Iraq to UN: ISIS Is Committing Genocide, May Be Peddling Human Organs

Syrian
REUTERS/STRINGER

Iraq’s ambassador to the United Nations accused the Islamic State (ISIS, IS, or ISIL) of committing genocide against Muslims, Christians, and other religious minorities.

The envoy, Mohamed Ali Alhakim, also said that the jihadist group may be peddling human organs to fund their operations.

Alhakim made those comments on Tuesday, a day ahead of an emergency U.N. Security Council session that was convened in the wake of ISIS beheading 21 Christian Egyptians in Libya.

“These terrorist groups have desecrated all human values. They have committed the most heinous criminal terrorist acts against the Iraqi people, whether Shi’ite, Sunni, Christians, Turkmen, Shabak or Yazidis,” Alhakim told the council. “These are, in fact, crimes of genocide committed against humanity that must be held accountable before international justice.”

When speaking to reporters on Tuesday, the Iraqi ambassador to the U.N. warned that ISIS may be selling human organs to pay for their terrorist campaign.

The Iraqi government has “discovered evidence” of “possible organ trafficking in recent weeks in shallow mass graves containing 10 to 20 bodies each,” according to Alhakim, reports Voice of America (VOA).

“When we discover mass graves, we look at the bodies,” he told reporters. “Some of those bodies are killed by bullets, some of them by knives. But when you find pieces of the back is [sic] missing and the kidneys is [sic] missing, you will wonder what it is.”

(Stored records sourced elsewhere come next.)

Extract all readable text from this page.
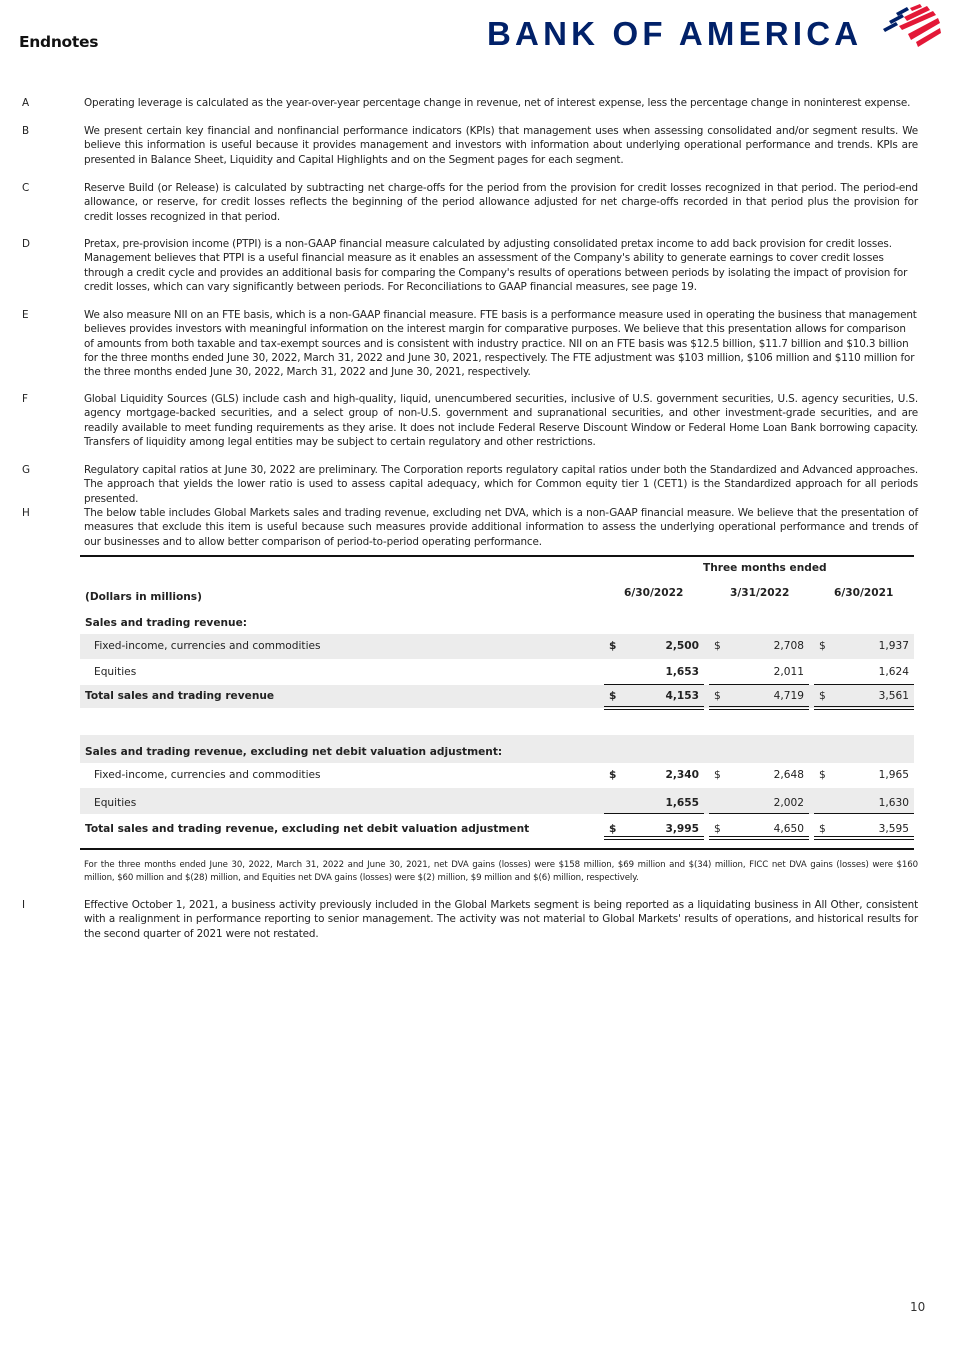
Endnotes	BANK OF AMERICA
A	Operating leverage is calculated as the year-over-year percentage change in revenue, net of interest expense, less the percentage change in noninterest expense.
B	We present certain key financial and nonfinancial performance indicators (KPIs) that management uses when assessing consolidated and/or segment results. We believe this information is useful because it provides management and investors with information about underlying operational performance and trends. KPIs are presented in Balance Sheet, Liquidity and Capital Highlights and on the Segment pages for each segment.
C	Reserve Build (or Release) is calculated by subtracting net charge-offs for the period from the provision for credit losses recognized in that period. The period-end allowance, or reserve, for credit losses reflects the beginning of the period allowance adjusted for net charge-offs recorded in that period plus the provision for credit losses recognized in that period.
D	Pretax, pre-provision income (PTPI) is a non-GAAP financial measure calculated by adjusting consolidated pretax income to add back provision for credit losses. Management believes that PTPI is a useful financial measure as it enables an assessment of the Company's ability to generate earnings to cover credit losses through a credit cycle and provides an additional basis for comparing the Company's results of operations between periods by isolating the impact of provision for credit losses, which can vary significantly between periods. For Reconciliations to GAAP financial measures, see page 19.
E	We also measure NII on an FTE basis, which is a non-GAAP financial measure. FTE basis is a performance measure used in operating the business that management believes provides investors with meaningful information on the interest margin for comparative purposes. We believe that this presentation allows for comparison of amounts from both taxable and tax-exempt sources and is consistent with industry practice. NII on an FTE basis was $12.5 billion, $11.7 billion and $10.3 billion for the three months ended June 30, 2022, March 31, 2022 and June 30, 2021, respectively. The FTE adjustment was $103 million, $106 million and $110 million for the three months ended June 30, 2022, March 31, 2022 and June 30, 2021, respectively.
F	Global Liquidity Sources (GLS) include cash and high-quality, liquid, unencumbered securities, inclusive of U.S. government securities, U.S. agency securities, U.S. agency mortgage-backed securities, and a select group of non-U.S. government and supranational securities, and other investment-grade securities, and are readily available to meet funding requirements as they arise. It does not include Federal Reserve Discount Window or Federal Home Loan Bank borrowing capacity. Transfers of liquidity among legal entities may be subject to certain regulatory and other restrictions.
G	Regulatory capital ratios at June 30, 2022 are preliminary. The Corporation reports regulatory capital ratios under both the Standardized and Advanced approaches. The approach that yields the lower ratio is used to assess capital adequacy, which for Common equity tier 1 (CET1) is the Standardized approach for all periods presented.
H	The below table includes Global Markets sales and trading revenue, excluding net DVA, which is a non-GAAP financial measure. We believe that the presentation of measures that exclude this item is useful because such measures provide additional information to assess the underlying operational performance and trends of our businesses and to allow better comparison of period-to-period operating performance.
Three months ended
(Dollars in millions)	6/30/2022	3/31/2022	6/30/2021
Sales and trading revenue:
Fixed-income, currencies and commodities	$	2,500 $	2,708 $	1,937
Equities	1,653	2,011	1,624
Total sales and trading revenue	$	4,153 $	4,719 $	3,561
Sales and trading revenue, excluding net debit valuation adjustment:
Fixed-income, currencies and commodities	$	2,340 $	2,648 $	1,965
Equities	1,655	2,002	1,630
Total sales and trading revenue, excluding net debit valuation adjustment	$	3,995 $	4,650 $	3,595
For the three months ended June 30, 2022, March 31, 2022 and June 30, 2021, net DVA gains (losses) were $158 million, $69 million and $(34) million, FICC net DVA gains (losses) were $160 million, $60 million and $(28) million, and Equities net DVA gains (losses) were $(2) million, $9 million and $(6) million, respectively.
I	Effective October 1, 2021, a business activity previously included in the Global Markets segment is being reported as a liquidating business in All Other, consistent with a realignment in performance reporting to senior management. The activity was not material to Global Markets' results of operations, and historical results for the second quarter of 2021 were not restated.
10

The Iraqi envoy pointed out that the airports in Mosul, Iraq, and Aleppo, Syria, are within ISIS’s reach and can be used to transport the human organs to dealers and buyers.

VOA reports that “the envoy also alleged that in recent weeks Islamic State militants had executed at least a dozen doctors in Mosul because they refused to remove organs from victims.”

Nickolay Mladenov, the U.N.’s top envoy to Iraq, acknowledged that his office is aware of the reports but said they cannot be confirmed absent until further investigation.

“Such reports are difficult to confirm, especially with a third of Iraq’s territory in the hands of the militants,” notes VOA.

On the same day that Alhakim spoke to journalists and the U.N. Security Council, reports surfaced that ISIS had burned up to 45 people in the Iraqi town of Al-Baghdadi, which is currently under the jihadist group’s control.

A video published by ISIS in February shows the terrorists burning a caged Jordanian pilot.

ISIS controls large swaths of Iraq and Syria. A U.S.-led campaign has been bombing ISIS targets in those two countries for months. ISIS has been expanding outside of Iraq and Syria.